Harris County prosecutors are seeking the death penalty and have filed two sets of capital murder charges to widen their chances of a conviction.

Yates has pleaded not guilty by reason of insanity before State District Judge Belinda Hill, and her attorneys hope their insanity defense will put their client in a psychiatric hospital instead of the Texas death chamber, the nation's busiest.

Understanding Postpartum Depression

Supported by medical records, her attorneys argue Yates suffered from severe postpartum depression that began after the birth of her fourth child and worsened after her fifth.

She is supported by her husband, NASA computer engineer Russell Yates, who blames the killings and his wife's three suicide attempts on the disease.

Yates, a former nurse, has been in the psychiatric wing of the Harris County Jail taking anti-psychotic medication, including Haldol, since her arrest. Parnham, in his brief opening statement, said Yates' doctors discontinued her prescription for similar drugs 16 days before the killings.

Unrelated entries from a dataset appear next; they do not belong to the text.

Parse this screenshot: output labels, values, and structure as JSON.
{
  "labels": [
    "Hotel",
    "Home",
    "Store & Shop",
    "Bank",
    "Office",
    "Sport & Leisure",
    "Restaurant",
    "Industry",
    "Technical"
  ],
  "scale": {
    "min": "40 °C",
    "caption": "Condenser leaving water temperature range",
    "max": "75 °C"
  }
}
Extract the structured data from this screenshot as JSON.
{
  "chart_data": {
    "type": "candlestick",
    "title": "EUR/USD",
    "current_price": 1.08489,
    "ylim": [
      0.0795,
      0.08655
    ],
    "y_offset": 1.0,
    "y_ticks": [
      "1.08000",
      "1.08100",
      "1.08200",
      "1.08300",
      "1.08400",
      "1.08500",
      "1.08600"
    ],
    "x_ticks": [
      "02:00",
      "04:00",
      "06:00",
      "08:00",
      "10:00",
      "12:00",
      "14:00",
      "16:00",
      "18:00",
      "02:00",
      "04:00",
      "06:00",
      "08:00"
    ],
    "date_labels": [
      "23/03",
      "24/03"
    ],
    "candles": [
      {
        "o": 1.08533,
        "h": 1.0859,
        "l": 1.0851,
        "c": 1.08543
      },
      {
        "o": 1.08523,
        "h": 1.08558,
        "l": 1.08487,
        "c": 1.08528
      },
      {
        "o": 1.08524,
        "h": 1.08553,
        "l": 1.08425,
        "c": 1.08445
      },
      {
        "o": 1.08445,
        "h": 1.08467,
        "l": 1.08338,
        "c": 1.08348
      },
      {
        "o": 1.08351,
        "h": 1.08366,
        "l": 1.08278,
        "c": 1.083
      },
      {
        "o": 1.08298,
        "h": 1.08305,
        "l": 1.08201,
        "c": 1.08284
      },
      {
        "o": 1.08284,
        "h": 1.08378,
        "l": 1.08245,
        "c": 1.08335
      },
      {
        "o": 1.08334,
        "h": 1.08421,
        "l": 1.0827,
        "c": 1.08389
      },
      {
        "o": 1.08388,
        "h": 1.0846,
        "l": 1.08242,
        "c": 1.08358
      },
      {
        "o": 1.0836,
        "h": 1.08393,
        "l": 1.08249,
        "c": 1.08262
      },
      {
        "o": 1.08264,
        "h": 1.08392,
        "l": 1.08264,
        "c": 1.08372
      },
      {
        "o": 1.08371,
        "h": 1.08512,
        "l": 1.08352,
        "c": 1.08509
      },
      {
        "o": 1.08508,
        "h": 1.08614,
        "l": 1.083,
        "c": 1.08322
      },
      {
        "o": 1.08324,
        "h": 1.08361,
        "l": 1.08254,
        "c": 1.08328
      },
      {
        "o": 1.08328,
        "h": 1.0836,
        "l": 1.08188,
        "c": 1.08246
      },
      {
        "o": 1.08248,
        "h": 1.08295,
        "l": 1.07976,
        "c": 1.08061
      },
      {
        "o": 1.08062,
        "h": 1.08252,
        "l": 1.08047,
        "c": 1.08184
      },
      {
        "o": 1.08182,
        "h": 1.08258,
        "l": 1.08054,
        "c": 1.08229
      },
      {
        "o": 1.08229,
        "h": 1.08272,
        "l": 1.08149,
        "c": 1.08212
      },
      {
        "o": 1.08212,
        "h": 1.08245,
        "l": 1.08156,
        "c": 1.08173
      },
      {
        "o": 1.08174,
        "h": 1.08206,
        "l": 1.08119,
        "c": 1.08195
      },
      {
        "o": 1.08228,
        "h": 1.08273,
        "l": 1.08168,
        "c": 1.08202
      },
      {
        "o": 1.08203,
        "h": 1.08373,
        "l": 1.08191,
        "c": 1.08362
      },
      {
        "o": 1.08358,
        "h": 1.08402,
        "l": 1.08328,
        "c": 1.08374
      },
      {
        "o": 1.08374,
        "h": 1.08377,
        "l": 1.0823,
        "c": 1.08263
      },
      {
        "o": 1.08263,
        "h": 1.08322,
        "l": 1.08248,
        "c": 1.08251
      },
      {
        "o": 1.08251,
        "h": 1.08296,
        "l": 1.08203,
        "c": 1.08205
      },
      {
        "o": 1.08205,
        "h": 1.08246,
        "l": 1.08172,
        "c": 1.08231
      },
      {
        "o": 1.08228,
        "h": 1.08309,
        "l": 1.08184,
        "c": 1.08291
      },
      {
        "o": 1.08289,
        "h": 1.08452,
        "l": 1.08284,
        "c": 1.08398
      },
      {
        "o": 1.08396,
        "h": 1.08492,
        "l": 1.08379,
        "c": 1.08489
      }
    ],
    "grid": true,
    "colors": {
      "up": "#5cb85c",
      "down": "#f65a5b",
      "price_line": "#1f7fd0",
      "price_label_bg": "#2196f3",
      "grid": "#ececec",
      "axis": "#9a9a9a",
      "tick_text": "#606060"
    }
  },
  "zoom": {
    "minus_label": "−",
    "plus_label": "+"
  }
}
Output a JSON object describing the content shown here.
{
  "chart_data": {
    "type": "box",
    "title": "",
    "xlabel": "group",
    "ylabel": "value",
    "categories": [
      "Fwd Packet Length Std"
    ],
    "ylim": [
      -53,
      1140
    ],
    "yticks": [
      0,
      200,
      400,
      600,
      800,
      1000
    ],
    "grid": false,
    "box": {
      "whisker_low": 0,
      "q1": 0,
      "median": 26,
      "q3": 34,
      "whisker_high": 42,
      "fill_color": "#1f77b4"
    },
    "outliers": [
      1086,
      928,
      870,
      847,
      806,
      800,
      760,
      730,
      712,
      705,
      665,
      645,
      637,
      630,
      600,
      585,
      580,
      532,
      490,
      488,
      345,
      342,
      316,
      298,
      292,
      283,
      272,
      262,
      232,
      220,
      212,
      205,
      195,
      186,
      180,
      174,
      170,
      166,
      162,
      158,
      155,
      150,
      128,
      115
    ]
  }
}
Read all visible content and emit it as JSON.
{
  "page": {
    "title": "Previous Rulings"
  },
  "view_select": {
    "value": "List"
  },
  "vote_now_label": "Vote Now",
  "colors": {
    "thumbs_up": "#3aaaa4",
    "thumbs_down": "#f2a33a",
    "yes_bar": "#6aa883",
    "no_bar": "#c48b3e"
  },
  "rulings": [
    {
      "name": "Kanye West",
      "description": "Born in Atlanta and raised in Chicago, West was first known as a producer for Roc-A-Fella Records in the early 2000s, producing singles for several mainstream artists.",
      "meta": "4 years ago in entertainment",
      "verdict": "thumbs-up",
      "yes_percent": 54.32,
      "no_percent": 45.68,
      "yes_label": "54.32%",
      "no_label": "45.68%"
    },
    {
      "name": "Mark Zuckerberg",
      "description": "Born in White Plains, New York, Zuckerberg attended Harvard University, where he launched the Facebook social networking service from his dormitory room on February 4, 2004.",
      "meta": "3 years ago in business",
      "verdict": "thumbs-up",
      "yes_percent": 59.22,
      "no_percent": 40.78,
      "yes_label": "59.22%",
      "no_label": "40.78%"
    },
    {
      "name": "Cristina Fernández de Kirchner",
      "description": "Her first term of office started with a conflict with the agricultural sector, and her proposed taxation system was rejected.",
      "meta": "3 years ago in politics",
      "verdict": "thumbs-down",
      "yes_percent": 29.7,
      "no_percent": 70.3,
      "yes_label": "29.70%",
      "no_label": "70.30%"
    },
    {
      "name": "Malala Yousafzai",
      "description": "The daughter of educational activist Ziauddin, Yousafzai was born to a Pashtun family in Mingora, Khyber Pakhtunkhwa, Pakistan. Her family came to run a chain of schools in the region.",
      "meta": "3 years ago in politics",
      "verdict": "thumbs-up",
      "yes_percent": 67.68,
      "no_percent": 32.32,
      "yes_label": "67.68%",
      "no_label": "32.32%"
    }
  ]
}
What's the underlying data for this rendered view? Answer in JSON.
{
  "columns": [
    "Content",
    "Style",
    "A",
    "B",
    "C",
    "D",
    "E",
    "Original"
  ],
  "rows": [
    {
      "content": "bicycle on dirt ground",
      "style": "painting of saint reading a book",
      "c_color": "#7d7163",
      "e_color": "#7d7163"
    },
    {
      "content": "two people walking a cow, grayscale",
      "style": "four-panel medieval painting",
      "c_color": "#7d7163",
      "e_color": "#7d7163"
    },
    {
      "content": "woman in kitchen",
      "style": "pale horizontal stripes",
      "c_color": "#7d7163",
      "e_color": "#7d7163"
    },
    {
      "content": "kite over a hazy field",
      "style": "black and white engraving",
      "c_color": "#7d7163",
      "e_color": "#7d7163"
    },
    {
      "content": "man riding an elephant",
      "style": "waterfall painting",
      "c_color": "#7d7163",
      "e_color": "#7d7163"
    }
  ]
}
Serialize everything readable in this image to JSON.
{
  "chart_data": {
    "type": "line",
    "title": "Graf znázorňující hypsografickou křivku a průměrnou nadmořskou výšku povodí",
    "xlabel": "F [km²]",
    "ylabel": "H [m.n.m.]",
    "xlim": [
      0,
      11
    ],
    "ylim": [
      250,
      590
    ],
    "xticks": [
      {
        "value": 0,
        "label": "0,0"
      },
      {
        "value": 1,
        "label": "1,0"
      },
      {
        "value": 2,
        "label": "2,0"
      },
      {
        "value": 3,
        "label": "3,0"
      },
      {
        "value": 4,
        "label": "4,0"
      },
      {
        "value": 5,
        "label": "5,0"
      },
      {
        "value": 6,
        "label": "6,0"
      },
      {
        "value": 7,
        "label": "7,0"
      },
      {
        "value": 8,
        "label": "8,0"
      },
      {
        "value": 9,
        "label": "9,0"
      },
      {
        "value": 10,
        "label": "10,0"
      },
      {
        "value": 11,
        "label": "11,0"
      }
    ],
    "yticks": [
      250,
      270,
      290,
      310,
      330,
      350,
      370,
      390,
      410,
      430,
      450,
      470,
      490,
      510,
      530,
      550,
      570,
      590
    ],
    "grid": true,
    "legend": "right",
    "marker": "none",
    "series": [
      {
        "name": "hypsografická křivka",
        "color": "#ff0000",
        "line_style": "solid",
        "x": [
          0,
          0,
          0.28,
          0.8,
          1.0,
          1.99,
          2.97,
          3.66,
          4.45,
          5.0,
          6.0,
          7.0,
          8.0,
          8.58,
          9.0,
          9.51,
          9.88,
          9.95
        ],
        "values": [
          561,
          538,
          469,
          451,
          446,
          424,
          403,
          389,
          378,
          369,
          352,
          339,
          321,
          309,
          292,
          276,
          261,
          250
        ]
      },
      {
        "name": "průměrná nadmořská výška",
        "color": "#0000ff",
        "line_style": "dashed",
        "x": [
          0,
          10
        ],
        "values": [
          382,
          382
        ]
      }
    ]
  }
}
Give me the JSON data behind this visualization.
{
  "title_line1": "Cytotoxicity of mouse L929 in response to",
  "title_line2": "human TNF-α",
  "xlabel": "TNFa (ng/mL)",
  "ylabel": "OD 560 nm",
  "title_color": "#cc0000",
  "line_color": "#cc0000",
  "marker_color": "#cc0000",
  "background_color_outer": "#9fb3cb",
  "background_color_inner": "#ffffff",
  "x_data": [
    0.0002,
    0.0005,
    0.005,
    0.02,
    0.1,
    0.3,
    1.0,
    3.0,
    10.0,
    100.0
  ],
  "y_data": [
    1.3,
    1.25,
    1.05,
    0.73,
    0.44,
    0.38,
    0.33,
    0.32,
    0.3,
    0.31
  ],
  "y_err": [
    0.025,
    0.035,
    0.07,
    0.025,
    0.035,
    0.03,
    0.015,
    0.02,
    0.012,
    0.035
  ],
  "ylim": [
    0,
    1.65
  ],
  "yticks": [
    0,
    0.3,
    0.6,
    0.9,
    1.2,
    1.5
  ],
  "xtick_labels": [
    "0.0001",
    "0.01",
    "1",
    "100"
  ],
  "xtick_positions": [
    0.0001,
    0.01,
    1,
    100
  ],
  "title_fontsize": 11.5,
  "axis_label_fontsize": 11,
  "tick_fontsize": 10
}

Prosecutor Joe Owmby questioned Harris over Yates' understanding of her situation.

"She has an IQ of 113, she knows the roles of her lawyers, of the judge. Doesn't she have a rational and factual understanding of the proceedings against her?" Owmby asked during his cross-examination.

"She does not have a complete understanding," Harris replied.

The hearing is expected to last two or three days and include testimony from several mental health professionals. If the jury finds Yates incompetent, she will be committed to a state mental hospital until she is deemed fit to stand trial.